Vocalist Frank "Potatohead" Casillas claims there's at least one sure sign on the Voodoo Glow Skulls' latest CD that they've grown up: no cuss words.
After 10 years of accenting Voodoo Glow Skulls' ska-influenced punk-rock with occasional four-letter words, Casillas kept it clean on the band's fourth album, The Band Geek Mafia. But that doesn't mean the seven-piece from Riverside, Calif., is mellowing out.
"It just really ended up that way; it wasn't intended," Casillas, 31, said. "I guess we're not as angry as we once were. I think it's really cool that we can put out an album that has good hardcore, metal, ska and punk-rock elements, but we don't have to use bad language to get that point across. ... Everybody gets older, you know."
The Band Geek Mafia, which was released Tuesday, finds the Voodoo Glow Skulls not only in a less combative state, but also a more accessible one.
Bringing the tempo down in spots and cautiously venturing into the land of harmony -- virtually unheard of on their previous releases --Voodoo Glow Skulls reconcile their position on the outer crest of ska's third wave without selling themselves short or softening their stance. "We're not into wacky, cheesy, poppy ska," Casillas said. "We're more into the darker side. We like to think of ourselves as the Metallica ska --a little more on the heavier, hardcore level."
While the Voodoo Glow Skulls put on a tenacious performance on The Band
Geek Mafia, Casillas offers up tales excerpted from life in Riverside as well as commentary on the world outside the Southern California town.
On the album's calypso-style first single, "Left for Dead" (RealAudio excerpt), Casillas ruefully addresses the heroin epidemic within the entertainment industry. "Used to be such a precious young thing/ but got caught up in some mixed up things/ took a bullet to the head/ now he's left for dead," Casillas sing-shouts in one of the verses.

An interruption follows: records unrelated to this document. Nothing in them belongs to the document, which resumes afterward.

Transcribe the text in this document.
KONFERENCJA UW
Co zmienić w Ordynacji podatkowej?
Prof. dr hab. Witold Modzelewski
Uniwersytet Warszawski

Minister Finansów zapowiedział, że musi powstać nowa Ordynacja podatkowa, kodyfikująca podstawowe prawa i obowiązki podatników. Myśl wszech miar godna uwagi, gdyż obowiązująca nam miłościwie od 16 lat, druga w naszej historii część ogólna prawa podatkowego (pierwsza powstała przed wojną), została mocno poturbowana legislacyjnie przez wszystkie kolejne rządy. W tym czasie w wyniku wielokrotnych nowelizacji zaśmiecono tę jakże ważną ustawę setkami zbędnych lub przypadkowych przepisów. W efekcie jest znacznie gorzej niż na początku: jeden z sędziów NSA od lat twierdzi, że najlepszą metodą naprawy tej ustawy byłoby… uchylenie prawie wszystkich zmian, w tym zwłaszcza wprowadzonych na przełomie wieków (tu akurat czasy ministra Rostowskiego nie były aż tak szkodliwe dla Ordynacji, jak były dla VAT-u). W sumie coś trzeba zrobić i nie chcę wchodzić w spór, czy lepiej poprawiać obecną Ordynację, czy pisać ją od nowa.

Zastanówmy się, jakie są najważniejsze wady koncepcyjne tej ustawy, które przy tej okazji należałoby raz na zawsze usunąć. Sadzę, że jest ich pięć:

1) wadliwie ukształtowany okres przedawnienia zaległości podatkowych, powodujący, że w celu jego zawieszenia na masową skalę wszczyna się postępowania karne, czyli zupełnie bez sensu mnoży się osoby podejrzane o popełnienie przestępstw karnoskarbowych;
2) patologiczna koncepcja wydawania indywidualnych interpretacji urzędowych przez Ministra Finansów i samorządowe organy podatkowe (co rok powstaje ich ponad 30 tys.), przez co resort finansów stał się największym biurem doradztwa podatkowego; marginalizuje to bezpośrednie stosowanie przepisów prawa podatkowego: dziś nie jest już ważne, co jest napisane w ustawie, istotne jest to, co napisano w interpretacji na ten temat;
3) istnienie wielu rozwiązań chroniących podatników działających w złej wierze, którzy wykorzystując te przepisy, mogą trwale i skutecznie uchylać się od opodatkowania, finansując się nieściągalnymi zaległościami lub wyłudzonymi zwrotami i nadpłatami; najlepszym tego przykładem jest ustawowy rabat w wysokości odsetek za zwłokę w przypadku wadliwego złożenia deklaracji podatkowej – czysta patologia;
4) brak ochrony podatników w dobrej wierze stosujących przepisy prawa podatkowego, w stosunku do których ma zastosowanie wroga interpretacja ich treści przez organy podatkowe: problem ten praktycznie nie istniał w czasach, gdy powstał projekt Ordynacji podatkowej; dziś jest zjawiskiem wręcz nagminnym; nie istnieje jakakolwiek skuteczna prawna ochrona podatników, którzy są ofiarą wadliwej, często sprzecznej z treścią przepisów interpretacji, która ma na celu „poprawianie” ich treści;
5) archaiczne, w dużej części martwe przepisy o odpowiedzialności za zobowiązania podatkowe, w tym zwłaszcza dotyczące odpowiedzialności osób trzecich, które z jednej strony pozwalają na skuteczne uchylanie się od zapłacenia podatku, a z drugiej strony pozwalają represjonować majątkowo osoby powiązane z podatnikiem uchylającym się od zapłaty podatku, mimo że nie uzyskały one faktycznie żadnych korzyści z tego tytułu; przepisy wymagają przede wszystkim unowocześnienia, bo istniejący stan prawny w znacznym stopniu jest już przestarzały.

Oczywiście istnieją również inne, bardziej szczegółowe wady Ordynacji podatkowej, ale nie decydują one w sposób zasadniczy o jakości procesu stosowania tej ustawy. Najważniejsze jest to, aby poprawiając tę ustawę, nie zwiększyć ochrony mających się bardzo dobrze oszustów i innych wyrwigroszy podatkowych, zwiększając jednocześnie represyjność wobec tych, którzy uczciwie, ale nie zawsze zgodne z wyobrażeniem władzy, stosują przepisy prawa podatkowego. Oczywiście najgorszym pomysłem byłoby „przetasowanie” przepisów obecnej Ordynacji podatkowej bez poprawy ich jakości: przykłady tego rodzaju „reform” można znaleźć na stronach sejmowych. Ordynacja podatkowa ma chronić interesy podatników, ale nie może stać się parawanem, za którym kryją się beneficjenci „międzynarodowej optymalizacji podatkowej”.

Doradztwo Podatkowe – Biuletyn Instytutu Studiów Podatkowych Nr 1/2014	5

Meanwhile, the proto-punk "Love Letter" (RealAudio excerpt) shows a much lighter side, pivoting on the phrase, "I wrote her this love letter/ but she don't know how to read." Casillas said the song was inspired both by homesickness brought on by months on the road as well as by the stereotype of the California dumb blonde.
Voodoo Glow Skulls came to life in 1988 when Casillas and his younger brothers, guitarist Eddie and bassist Jorge, began jamming with their neighbor, drummer Jerry O'Neill, in a tiny bedroom-turned-studio in the Casillas home. A horn section was later added to the clamorous mix, featuring sax player Joe Hernandez, trumpeter Joe McNally and trombonist Brodie Johnson. Though Voodoo Glow Skulls have yet to attain the commercial success found recently by other ska-based outfits such as the Mighty Mighty Bosstones, the band has withstood the ups and downs of the music industry by standing on its well-nourished grass roots.
"They're not a band that has jumped on a bandwagon," John Avila, The Band Geek Mafia producer and Oingo Boingo bassist, said. "Over the years, through all their touring, they've remained an entity all their own."
Part of remaining all their own, Casillas said, has required using ska as an influence, rather than a format. "We try to leave ska as a sacred thing and don't mess with it too much and ruin the music," he said, adding that many present-day "ska" groups mishandle the genre simply through overuse, draining it of its charisma.
Voodoo Glow Skulls will tour stateside and overseas in support of The Band Geek Mafia, including a multi-date slot on the Vans Warped tour, beginning Saturday. Casillas predicted his band will bring its share of misfits to the punk-skater package festival.
"Because our live show has the power of a hardcore show and the vibrancy of a ska show, we get a big mixture of long-haired kids and hardcore kids and whatever kids," Casillas said. "We get all the kids who don't hang out with anybody because they listen to Voodoo Glow Skulls."